Medical cannabis proponents in Nanaimo got surprising good news last night at a city council meeting, when councillors unanimously voted to create a staff report on regulating dispensaries in the city.
Phoenix Pain Management Society operator Matthew O’Donnell presented to council at the meeting and said he had been only looking to provide information to the group about the medical patients suffering from dispensary raids in the city.
“I really tried to drive that point to council and then they did something we did not expect them to do, they passed the motion that we requested to produce a staff report on the business benefits of cannabis dispensaries in Nanaimo and how they’re going to regulate them,” O’Donnell said. “It was a very pleasant surprise.”
Councillor Gordon Fuller motioned after the presentation to move forward with the report after all of the activity against dispensaries from the police in the city.
“I don’t want to see this council tell the RCMP what to do, they’ve done their job, but how we move forward as a community is important to a lot of people in Nanaimo,” said Fuller.

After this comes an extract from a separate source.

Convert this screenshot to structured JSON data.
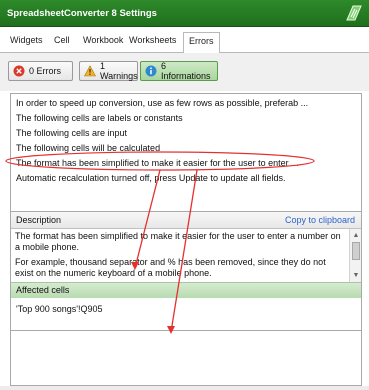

O’Donnell said he’s aware that a staff report on the topic will take months, and hopes the time will come with a robust amount of research into the issue and include all stakeholders at the table.
“We’re dealing with regulations, laws, zoning, there’s a lot of interested parties involved — us in the cannabis community, RCMP, the community at large — there’s a lot of concerns and it’s a very complicated issue,” O’Donnell said. “So we want our government to take the proper steps and as long as they need to make sure that this is all ironed out.”
Councillor Wendy Pratt said the dispensaries touch a number of people living in Nanaimo and the city needs to face that fact as the federal government moves forward with legalization.
“We’re not sure when it’s going to happen or what it’s going to look like when it does happen,” said Pratt. “I really do believe that it’s something we need to get a handle on, one way or another.”
O’Donnell said he’s happy to see support from the municipal government and hope it extends to the provincial and federal levels.
“We feel that all three levels of government aren’t really showing a sense of urgency to this matter,” said O’Donnell. “Meanwhile, on the front lines, we have 17 people getting arrested and being treated as criminals when really, these are medical cannabis patients.”
Mayor Bill McKay also revealed at the meeting that a joint letter is being penned by Victoria mayor Lisa Helps to be sent to prime minister Justin Trudeau requesting timelines on his government’s plan to regulate recreational cannabis.
McKay said if the letter receives council’s blessing, it will include signatures from the mayors of Victoria, Nanaimo and Vancouver.
O’Donnell was excited by the idea of further information coming from the federal letter.
“We’re looking for direction, but, in fairness, the RCMP are also looking for direction,” O’Donnell said. “We need to start putting attention on the elected officials who do not have a sense of urgency while people are being arrested.”
“People are speculating, ‘this could take three months, this could take one year, this could take three years,’ let’s get some timelines out on the table – we have a majority government, they can push forward anything they want.”